Hi,
On 2023-04-24 18:36:24 -0400, Melanie Plageman wrote:
> On Mon, Apr 24, 2023 at 6:13 PM Andres Freund <andres@anarazel.de> wrote:
> > > Also, it seems like this (given the current code) is only reachable for
> > > permanent relations (i.e. not for IO object temp relation). If other
> > backend
> > > types than checkpointer may call smgrwriteback(), we likely have to
> > consider
> > > the IO context.
> >
> > I think we should take it into account - it'd e.g. interesting to see a
> > COPY
> > is bottlenecked on smgrwriteback() rather than just writing the data.
> >
>
> With the quick and dirty attached patch and using your example but with a
> pgbench -T200 on my rather fast local NVMe SSD, you can still see quite
> a difference.
Quite a difference between what?
What scale of pgbench did you use?
-T200 is likely not a good idea, because a timed checkpoint might "interfere",
unless you use a non-default checkpoint_timeout. A timed checkpoint won't show
the issue as easily, because checkpointer spend most of the time sleeping.

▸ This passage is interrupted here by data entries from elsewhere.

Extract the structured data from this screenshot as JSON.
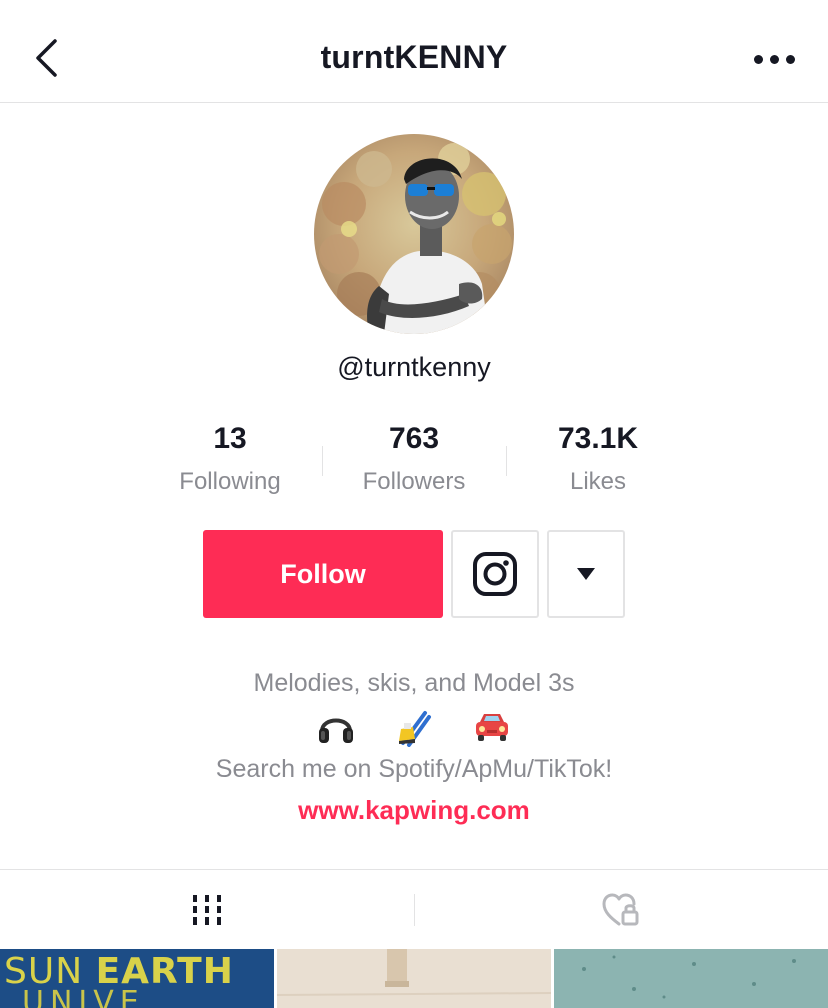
{
  "header": {
    "title": "turntKENNY",
    "back_icon": "chevron-left-icon",
    "more_icon": "more-horizontal-icon"
  },
  "profile": {
    "avatar_icon": "profile-avatar",
    "handle": "@turntkenny"
  },
  "stats": [
    {
      "value": "13",
      "label": "Following"
    },
    {
      "value": "763",
      "label": "Followers"
    },
    {
      "value": "73.1K",
      "label": "Likes"
    }
  ],
  "actions": {
    "follow_label": "Follow",
    "instagram_icon": "instagram-icon",
    "dropdown_icon": "caret-down-icon"
  },
  "bio": {
    "line1": "Melodies, skis, and Model 3s",
    "emojis": [
      "headphones-icon",
      "ski-icon",
      "car-icon"
    ],
    "line2": "Search me on Spotify/ApMu/TikTok!",
    "link": "www.kapwing.com"
  },
  "tabs": [
    {
      "name": "videos",
      "icon": "grid-icon",
      "active": true
    },
    {
      "name": "liked",
      "icon": "liked-private-icon",
      "active": false
    }
  ],
  "videos": [
    {
      "text_a": "SUN",
      "text_b": "EARTH",
      "text_c": "UNIVE"
    },
    {},
    {}
  ],
  "colors": {
    "accent": "#fe2c55",
    "text_primary": "#161823",
    "text_secondary": "#8a8b91",
    "divider": "#e3e3e4"
  }
}
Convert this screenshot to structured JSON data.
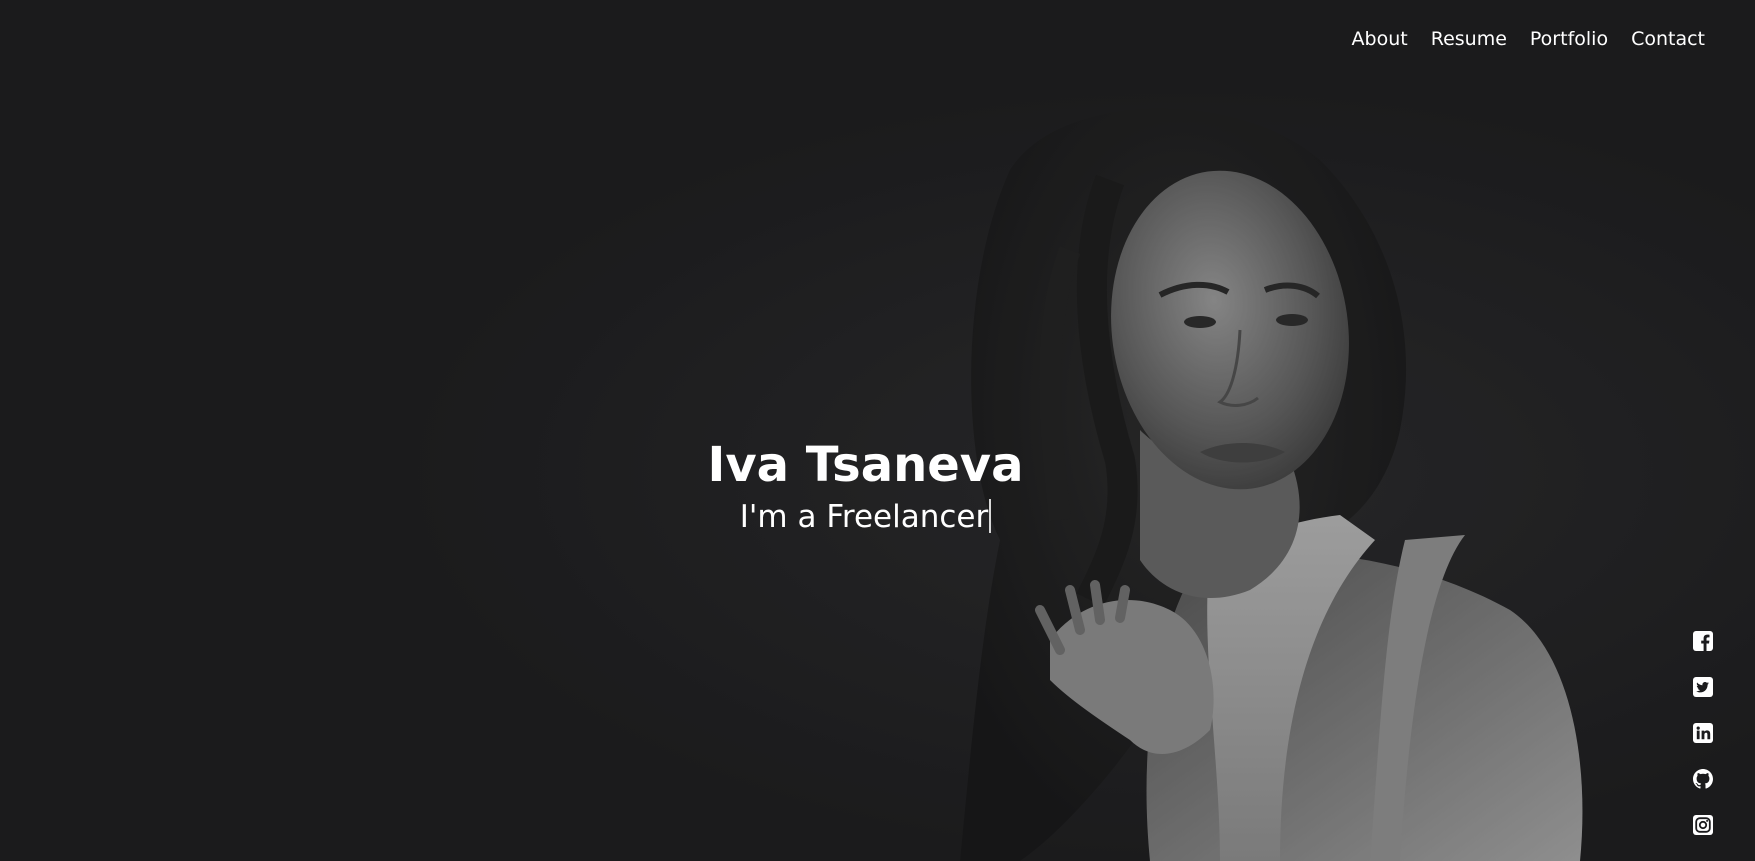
{
  "nav": {
    "items": [
      {
        "label": "About"
      },
      {
        "label": "Resume"
      },
      {
        "label": "Portfolio"
      },
      {
        "label": "Contact"
      }
    ]
  },
  "hero": {
    "name": "Iva Tsaneva",
    "tagline": "I'm a Freelancer"
  },
  "social": [
    {
      "icon": "facebook-icon"
    },
    {
      "icon": "twitter-icon"
    },
    {
      "icon": "linkedin-icon"
    },
    {
      "icon": "github-icon"
    },
    {
      "icon": "instagram-icon"
    }
  ],
  "colors": {
    "background": "#1b1b1d",
    "text": "#ffffff"
  }
}
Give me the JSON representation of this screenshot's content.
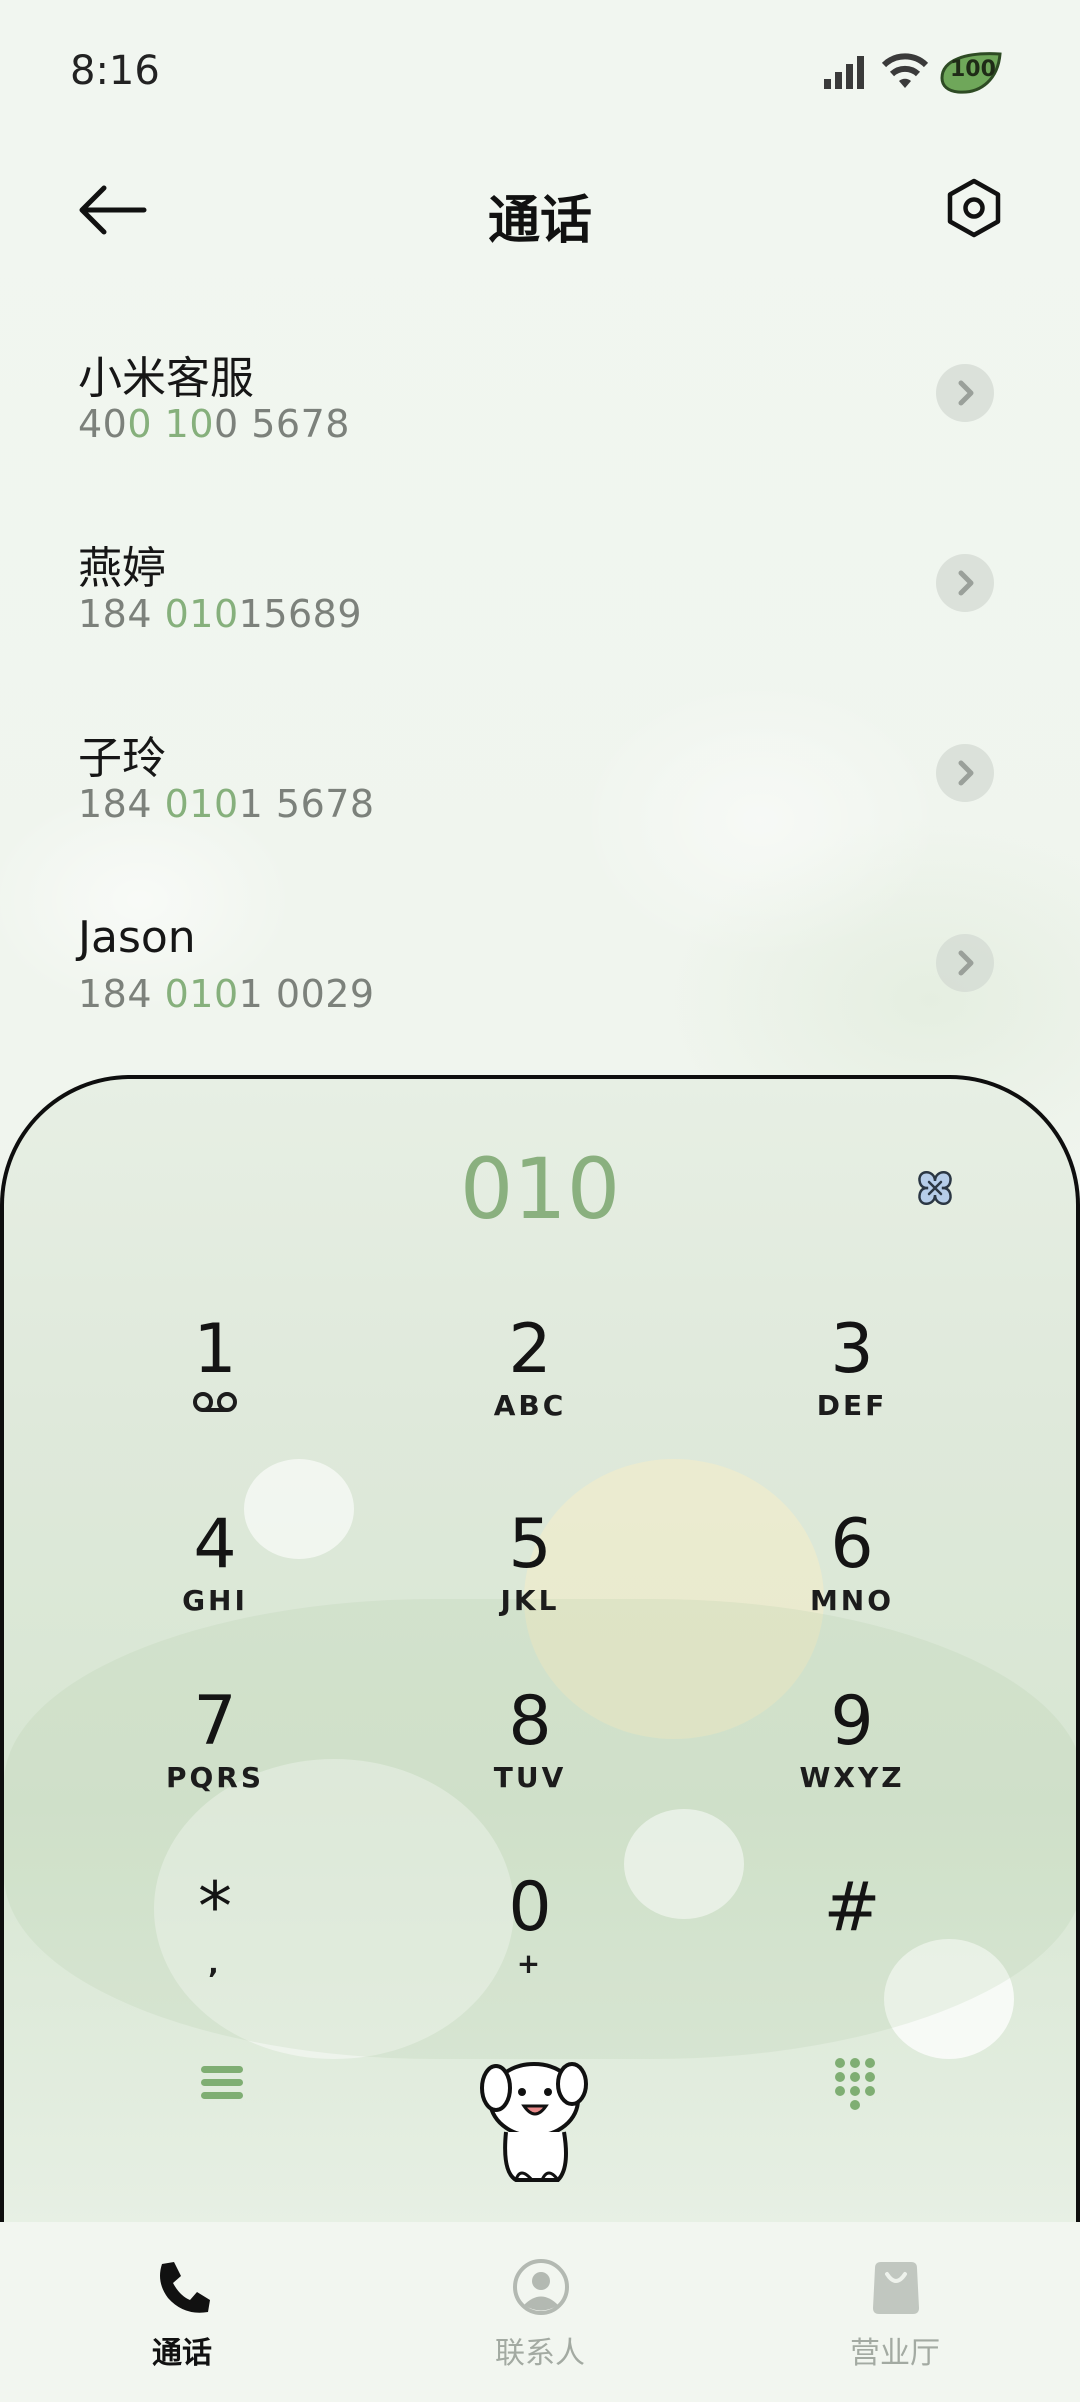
{
  "status_bar": {
    "time": "8:16",
    "battery": "100",
    "icons": [
      "signal-icon",
      "wifi-icon",
      "battery-leaf-icon"
    ]
  },
  "header": {
    "title": "通话",
    "back_icon": "back-arrow-icon",
    "settings_icon": "settings-hexagon-icon"
  },
  "contacts": [
    {
      "name": "小米客服",
      "num_parts": [
        "40",
        "0",
        " ",
        "10",
        "0 5678"
      ]
    },
    {
      "name": "燕婷",
      "num_parts": [
        "184 ",
        "010",
        "15689",
        "",
        ""
      ]
    },
    {
      "name": "子玲",
      "num_parts": [
        "184 ",
        "010",
        "1 5678",
        "",
        ""
      ]
    },
    {
      "name": "Jason",
      "num_parts": [
        "184 ",
        "010",
        "1 0029",
        "",
        ""
      ]
    }
  ],
  "dialer": {
    "input": "010",
    "keys": [
      {
        "digit": "1",
        "letters": ""
      },
      {
        "digit": "2",
        "letters": "ABC"
      },
      {
        "digit": "3",
        "letters": "DEF"
      },
      {
        "digit": "4",
        "letters": "GHI"
      },
      {
        "digit": "5",
        "letters": "JKL"
      },
      {
        "digit": "6",
        "letters": "MNO"
      },
      {
        "digit": "7",
        "letters": "PQRS"
      },
      {
        "digit": "8",
        "letters": "TUV"
      },
      {
        "digit": "9",
        "letters": "WXYZ"
      },
      {
        "digit": "*",
        "letters": ","
      },
      {
        "digit": "0",
        "letters": "+"
      },
      {
        "digit": "#",
        "letters": ""
      }
    ]
  },
  "bottom_nav": [
    {
      "label": "通话",
      "icon": "phone-icon",
      "active": true
    },
    {
      "label": "联系人",
      "icon": "contact-icon",
      "active": false
    },
    {
      "label": "营业厅",
      "icon": "shopping-bag-icon",
      "active": false
    }
  ],
  "colors": {
    "accent": "#86b07c",
    "text": "#111111",
    "muted": "#7c817b",
    "inactive": "#a3aaa2"
  }
}
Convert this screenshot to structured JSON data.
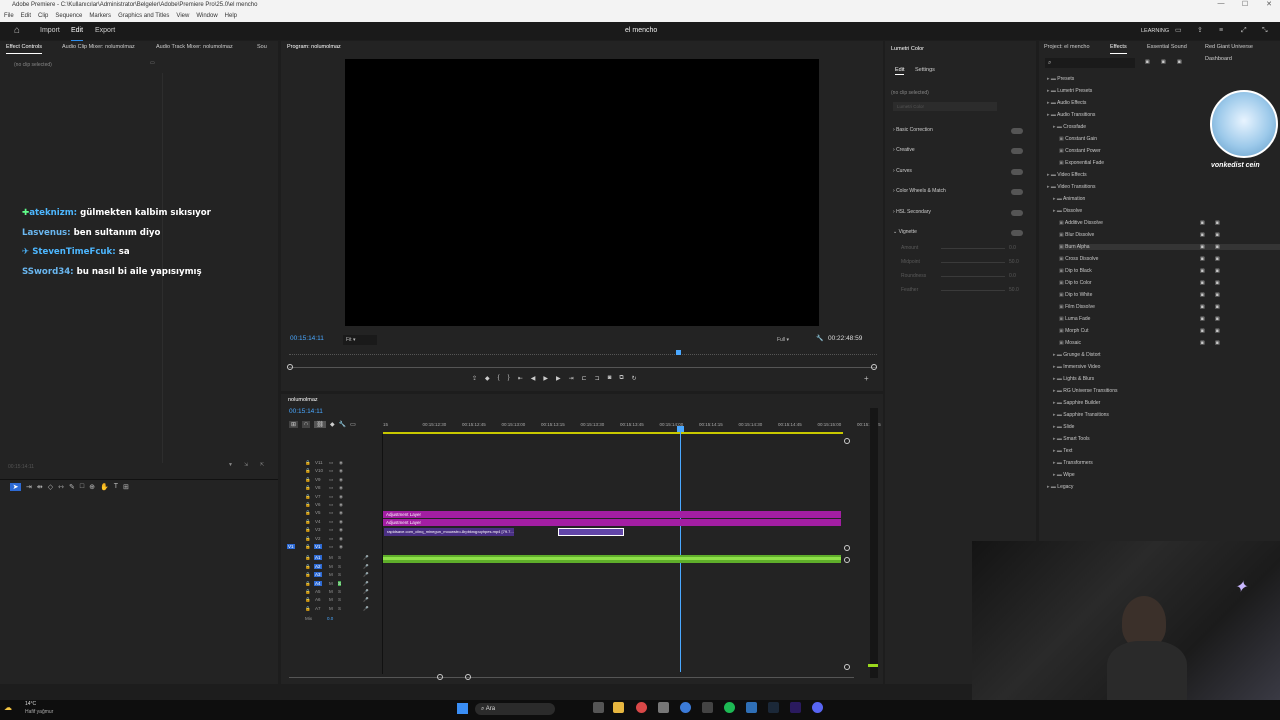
{
  "titlebar": {
    "title": "Adobe Premiere - C:\\Kullanıcılar\\Administrator\\Belgeler\\Adobe\\Premiere Pro\\25.0\\el mencho"
  },
  "menu": [
    "File",
    "Edit",
    "Clip",
    "Sequence",
    "Markers",
    "Graphics and Titles",
    "View",
    "Window",
    "Help"
  ],
  "header": {
    "tabs": [
      "Import",
      "Edit",
      "Export"
    ],
    "project_title": "el mencho",
    "learning": "LEARNING"
  },
  "left_panel": {
    "tabs": [
      "Effect Controls",
      "Audio Clip Mixer: nolumolmaz",
      "Audio Track Mixer: nolumolmaz",
      "Sou"
    ],
    "no_clip": "(no clip selected)",
    "timecode": "00:15:14:11"
  },
  "chat": [
    {
      "user": "ateknizm:",
      "text": "gülmekten kalbim sıkısıyor"
    },
    {
      "user": "Lasvenus:",
      "text": "ben sultanım diyo"
    },
    {
      "user": "StevenTimeFcuk:",
      "text": "sa"
    },
    {
      "user": "SSword34:",
      "text": "bu nasıl bi aile yapısıymış"
    }
  ],
  "program": {
    "tab": "Program: nolumolmaz",
    "timecode": "00:15:14:11",
    "fit": "Fit",
    "full": "Full",
    "duration": "00:22:48:59"
  },
  "timeline": {
    "tab": "nolumolmaz",
    "timecode": "00:15:14:11",
    "ruler": [
      "15",
      "00:15:12:30",
      "00:15:12:45",
      "00:15:13:00",
      "00:15:13:15",
      "00:15:13:30",
      "00:15:13:45",
      "00:15:14:00",
      "00:15:14:15",
      "00:15:14:30",
      "00:15:14:45",
      "00:15:15:00",
      "00:15:15:15"
    ],
    "video_tracks": [
      "V11",
      "V10",
      "V9",
      "V8",
      "V7",
      "V6",
      "V5",
      "V4",
      "V3",
      "V2",
      "V1"
    ],
    "audio_tracks": [
      "A1",
      "A2",
      "A3",
      "A4",
      "A5",
      "A6",
      "A7"
    ],
    "mix": "Mix",
    "mix_value": "0.0",
    "adj1": "Adjustment Layer",
    "adj2": "Adjustment Layer",
    "clip": "rapidsave.com_ciinq_minegun_mouwstro-8rpbknqpuyhpes.mp4 [79.7..."
  },
  "lumetri": {
    "tab": "Lumetri Color",
    "edit": "Edit",
    "settings": "Settings",
    "no_clip": "(no clip selected)",
    "dropdown": "Lumetri Color",
    "sections": [
      "Basic Correction",
      "Creative",
      "Curves",
      "Color Wheels & Match",
      "HSL Secondary",
      "Vignette"
    ],
    "vignette": [
      "Amount",
      "Midpoint",
      "Roundness",
      "Feather"
    ],
    "vignette_values": [
      "0.0",
      "50.0",
      "0.0",
      "50.0"
    ]
  },
  "effects": {
    "tabs": [
      "Project: el mencho",
      "Effects",
      "Essential Sound",
      "Red Giant Universe Dashboard"
    ],
    "tree": [
      {
        "label": "Presets",
        "level": 0
      },
      {
        "label": "Lumetri Presets",
        "level": 0
      },
      {
        "label": "Audio Effects",
        "level": 0
      },
      {
        "label": "Audio Transitions",
        "level": 0
      },
      {
        "label": "Crossfade",
        "level": 1
      },
      {
        "label": "Constant Gain",
        "level": 2
      },
      {
        "label": "Constant Power",
        "level": 2
      },
      {
        "label": "Exponential Fade",
        "level": 2
      },
      {
        "label": "Video Effects",
        "level": 0
      },
      {
        "label": "Video Transitions",
        "level": 0
      },
      {
        "label": "Animation",
        "level": 1
      },
      {
        "label": "Dissolve",
        "level": 1
      },
      {
        "label": "Additive Dissolve",
        "level": 2
      },
      {
        "label": "Blur Dissolve",
        "level": 2
      },
      {
        "label": "Burn Alpha",
        "level": 2
      },
      {
        "label": "Cross Dissolve",
        "level": 2
      },
      {
        "label": "Dip to Black",
        "level": 2
      },
      {
        "label": "Dip to Color",
        "level": 2
      },
      {
        "label": "Dip to White",
        "level": 2
      },
      {
        "label": "Film Dissolve",
        "level": 2
      },
      {
        "label": "Luma Fade",
        "level": 2
      },
      {
        "label": "Morph Cut",
        "level": 2
      },
      {
        "label": "Mosaic",
        "level": 2
      },
      {
        "label": "Grunge & Distort",
        "level": 1
      },
      {
        "label": "Immersive Video",
        "level": 1
      },
      {
        "label": "Lights & Blurs",
        "level": 1
      },
      {
        "label": "RG Universe Transitions",
        "level": 1
      },
      {
        "label": "Sapphire Builder",
        "level": 1
      },
      {
        "label": "Sapphire Transitions",
        "level": 1
      },
      {
        "label": "Slide",
        "level": 1
      },
      {
        "label": "Smart Tools",
        "level": 1
      },
      {
        "label": "Text",
        "level": 1
      },
      {
        "label": "Transformers",
        "level": 1
      },
      {
        "label": "Wipe",
        "level": 1
      },
      {
        "label": "Legacy",
        "level": 0
      }
    ]
  },
  "overlay": {
    "caption": "vonkedist cein"
  },
  "taskbar": {
    "temp": "14°C",
    "weather": "Hafif yağmur",
    "search": "Ara"
  },
  "colors": {
    "accent": "#2d8ceb",
    "adjustment": "#a31ea3",
    "audio": "#7fce3a",
    "playhead": "#4aa8ff"
  }
}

> This is with a stats reset before the checkpoint.
>
> unpatched:
>
> backend_type | object | context | writes | write_time |
> fsyncs | fsync_time
> ---------------------+---------------+-----------+---------+------------+---------+------------
> background writer | relation | normal | 443 | 1.408 |
> 0 | 0
> checkpointer | relation | normal | 187804 | 396.829 |
> 47 | 254.226
>
> patched:
>
> backend_type | object | context | writes | write_time
> | fsyncs | fsync_time
> ---------------------+---------------+-----------+---------+--------------------+--------+------------
> background writer | relation | normal | 917 |
> 4.4670000000000005 | 0 | 0
> checkpointer | relation | normal | 375798 |
> 977.354 | 48 | 202.514
>
> I did compare client backend stats before and after pgbench and it made
> basically no difference. I'll do a COPY example like you mentioned.
> Patch needs cleanup/comments and a bit more work, but I could do with
> a sanity check review on the approach.
I was thinking we'd track writeback separately from the write, rather than
attributing the writeback to "write". Otherwise it looks good, based on a
quick skim.
Greetings,
Andres Freund